The Diplomat
The Spanish Ambassador to Washington, Santiago Cabanas, and the President of the Spain-US Council Foundation, Juan Lladó, have presented the Library of Congress with the 9th ‘Bernardo de Galvez’ Award.
The prize, which was presented last Tuesday at the ambassador’s residence, is awarded annually by the Spain-U.S. Council Foundation and on this occasion recognises the contribution of the U.S. Congress to the safeguarding of the world’s bibliographic and documentary heritage.
The Award was collected by the Librarian of Congress, Carla Hayden, the first woman and the first African-American to hold this position, which she has held since September 2016, who was accompanied by Suzanne Schadl, Director of the Library’s Hispanic Division.
In particular, the Foundation’s Board of Trustees took into account the “immense work” carried out by the Library’s Hispanic Division, created in 1939 at the behest of the founder of the Hispanic Society of America, the New York philanthropist and Hispanist Archer M. Huntington, and dedicated to the conservation, research, expansion and dissemination in the United States of the Hispanic-Lusitanian collections.

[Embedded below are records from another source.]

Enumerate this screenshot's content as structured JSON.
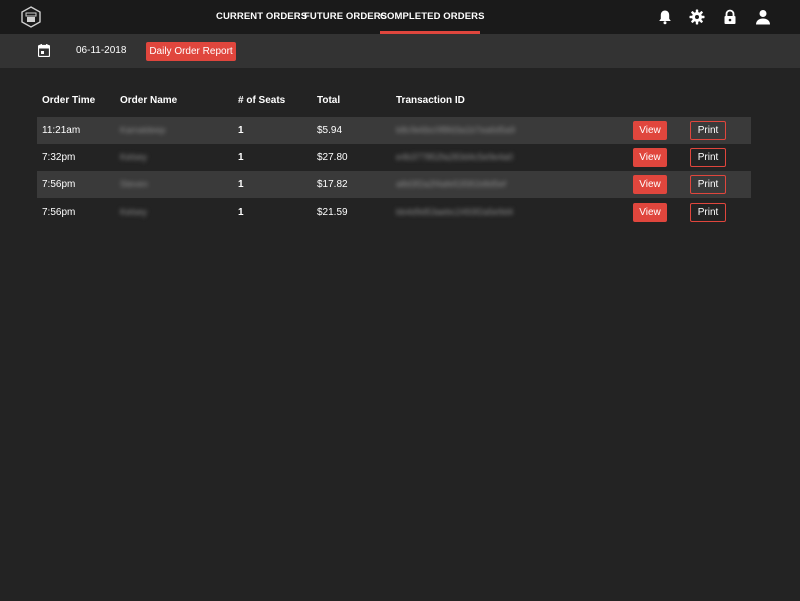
{
  "nav": {
    "tabs": [
      {
        "label": "CURRENT ORDERS",
        "active": false
      },
      {
        "label": "FUTURE ORDERS",
        "active": false
      },
      {
        "label": "COMPLETED ORDERS",
        "active": true
      }
    ],
    "icons": [
      "bell-icon",
      "gear-icon",
      "lock-icon",
      "user-icon"
    ]
  },
  "subbar": {
    "date": "06-11-2018",
    "report_label": "Daily Order Report"
  },
  "table": {
    "headers": [
      "Order Time",
      "Order Name",
      "# of Seats",
      "Total",
      "Transaction ID"
    ],
    "rows": [
      {
        "time": "11:21am",
        "name": "Kamaldeep",
        "seats": "1",
        "total": "$5.94",
        "txn": "b8c9e6bc0f8fd3a1b7ea6d5a9",
        "view": "View",
        "print": "Print"
      },
      {
        "time": "7:32pm",
        "name": "Kelsey",
        "seats": "1",
        "total": "$27.80",
        "txn": "e4b377852fa283d4c5e9e4a0",
        "view": "View",
        "print": "Print"
      },
      {
        "time": "7:56pm",
        "name": "Steven",
        "seats": "1",
        "total": "$17.82",
        "txn": "a8d3f2a2f4afe53581b8d5ef",
        "view": "View",
        "print": "Print"
      },
      {
        "time": "7:56pm",
        "name": "Kelsey",
        "seats": "1",
        "total": "$21.59",
        "txn": "bb4d9d53aebc2493f2a5e9d4",
        "view": "View",
        "print": "Print"
      }
    ]
  },
  "colors": {
    "accent": "#e0463d",
    "topbar": "#1a1a1a",
    "subbar": "#333333",
    "background": "#232323",
    "row_shaded": "#3a3a3a"
  }
}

Established in 1800, the Library of Congress is the oldest federal cultural institution in the United States and the largest library in the world, with more than 170 million bibliographic records. Its catalogue includes more than 39 million books and other printed materials in 470 languages, more than 72 million manuscripts, and the largest collection of rare and valuable books in all of North America, with more than 700,000 volumes, including one of the three best preserved complete copies of the Gutenberg Bible printed on parchment and the draft of the Declaration of Independence.